Dutton on Thursday said the obligation to adopt and comply with a risk management program is designed to uplift core security practices of critical infrastructure assets by “ensuring entities take a holistic and proactive approach to identifying, preventing, and mitigating risks”.
The purpose of the framework requiring ASD reporting, he said, is to establish a “comprehensive understanding of the cybersecurity risks to critical infrastructure assets”.
“Through greater awareness, the government can better see malicious trends and campaigns, which would not be apparent to an individual victim of an attack.

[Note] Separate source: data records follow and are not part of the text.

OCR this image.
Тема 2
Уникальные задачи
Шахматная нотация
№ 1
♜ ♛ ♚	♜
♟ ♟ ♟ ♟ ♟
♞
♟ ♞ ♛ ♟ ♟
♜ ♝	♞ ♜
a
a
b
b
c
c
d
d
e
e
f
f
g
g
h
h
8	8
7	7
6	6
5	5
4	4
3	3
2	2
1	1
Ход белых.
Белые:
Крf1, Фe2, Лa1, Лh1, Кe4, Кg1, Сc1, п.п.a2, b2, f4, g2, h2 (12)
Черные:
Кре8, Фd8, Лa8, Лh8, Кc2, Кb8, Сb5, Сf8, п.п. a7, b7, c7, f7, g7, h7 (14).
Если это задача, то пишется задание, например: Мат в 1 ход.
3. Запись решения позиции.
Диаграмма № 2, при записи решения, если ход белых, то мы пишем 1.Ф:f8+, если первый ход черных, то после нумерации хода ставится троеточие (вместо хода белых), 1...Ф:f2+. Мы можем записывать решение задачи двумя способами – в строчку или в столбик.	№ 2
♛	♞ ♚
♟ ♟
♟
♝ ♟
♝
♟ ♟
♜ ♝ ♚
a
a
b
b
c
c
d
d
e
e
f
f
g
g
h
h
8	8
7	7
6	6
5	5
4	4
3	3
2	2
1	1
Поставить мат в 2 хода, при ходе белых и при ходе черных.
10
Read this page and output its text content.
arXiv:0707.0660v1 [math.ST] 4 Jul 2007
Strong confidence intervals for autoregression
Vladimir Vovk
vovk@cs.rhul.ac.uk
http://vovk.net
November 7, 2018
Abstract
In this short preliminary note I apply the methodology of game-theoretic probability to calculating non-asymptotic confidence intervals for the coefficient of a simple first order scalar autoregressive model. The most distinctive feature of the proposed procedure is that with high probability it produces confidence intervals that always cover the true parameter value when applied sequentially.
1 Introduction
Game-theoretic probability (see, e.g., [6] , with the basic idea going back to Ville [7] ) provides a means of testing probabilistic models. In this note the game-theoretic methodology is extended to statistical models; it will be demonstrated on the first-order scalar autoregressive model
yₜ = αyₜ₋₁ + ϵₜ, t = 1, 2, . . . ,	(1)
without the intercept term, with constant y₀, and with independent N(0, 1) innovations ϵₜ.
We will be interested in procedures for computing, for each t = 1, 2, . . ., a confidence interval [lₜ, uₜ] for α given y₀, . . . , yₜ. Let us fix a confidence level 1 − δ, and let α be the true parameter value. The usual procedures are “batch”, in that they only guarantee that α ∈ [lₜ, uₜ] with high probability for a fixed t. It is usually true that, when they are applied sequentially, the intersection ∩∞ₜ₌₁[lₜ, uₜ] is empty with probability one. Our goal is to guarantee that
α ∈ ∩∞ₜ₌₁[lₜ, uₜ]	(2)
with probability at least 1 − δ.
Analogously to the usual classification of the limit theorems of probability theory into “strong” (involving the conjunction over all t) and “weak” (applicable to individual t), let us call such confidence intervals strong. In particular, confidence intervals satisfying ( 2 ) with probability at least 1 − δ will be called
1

This will ensure that the government can appropriately advise and assist entities across the economy to better safeguard their assets from cyber attacks,” he continued.
Also contained within the Bill are last resort powers, which allow the government to step in to protect assets during or following a significant cyber attack.
Dutton said the Bill was developed through extensive consultation with industry.
See also: Tech giants not convinced Australia’s critical infrastructure Bill is currently fit for purpose
“The final Bill reflects the outcomes of the consultation process and ensures we have the right balance between taking effective steps to manage security of our critical infrastructure and appropriate checks and balances,” he claimed.
“This is not the end of consultation, the government is committed to continuing the conversation to ensure that the reforms are operationalised in the most appropriate and effective manner.”
This includes industry engagement on designing sector-specific requirements and guidance for the laws.
Elsewhere on Thursday, the Governor-General assented to the Foreign Investment Reform (Protecting Australia’s National Security) Bill 2020, which updates Australia’s foreign investment review framework with the overarching goal of addressing national security risks, strengthening compliance, and streamlining investment in non-sensitive businesses.
While the Bill aims to protect Australia, the country’s quantum technology sector, as well as the federal opposition, flagged it was worried about the problems the Bill could create for the nascent industry, mostly around investment opportunities.
Q-CTRL, Australia’s first venture capital-backed quantum technology company, previously said the broad definitions of “national security businesses” in the legislation encompass “effectively all emerging quantum technology companies and place our sector at a tremendous disadvantage relative to competitors formed in regions with larger and more mature investor bases including the US and EU”.
“Simply put, Australian venture capital is insufficiently mature to support growth in our industry at this stage, meaning that fully realising the potential of quantum technology in Australia necessitates the involvement of foreign investors,” Q-CTRL CEO, founder, and professor Michael Biercuk said.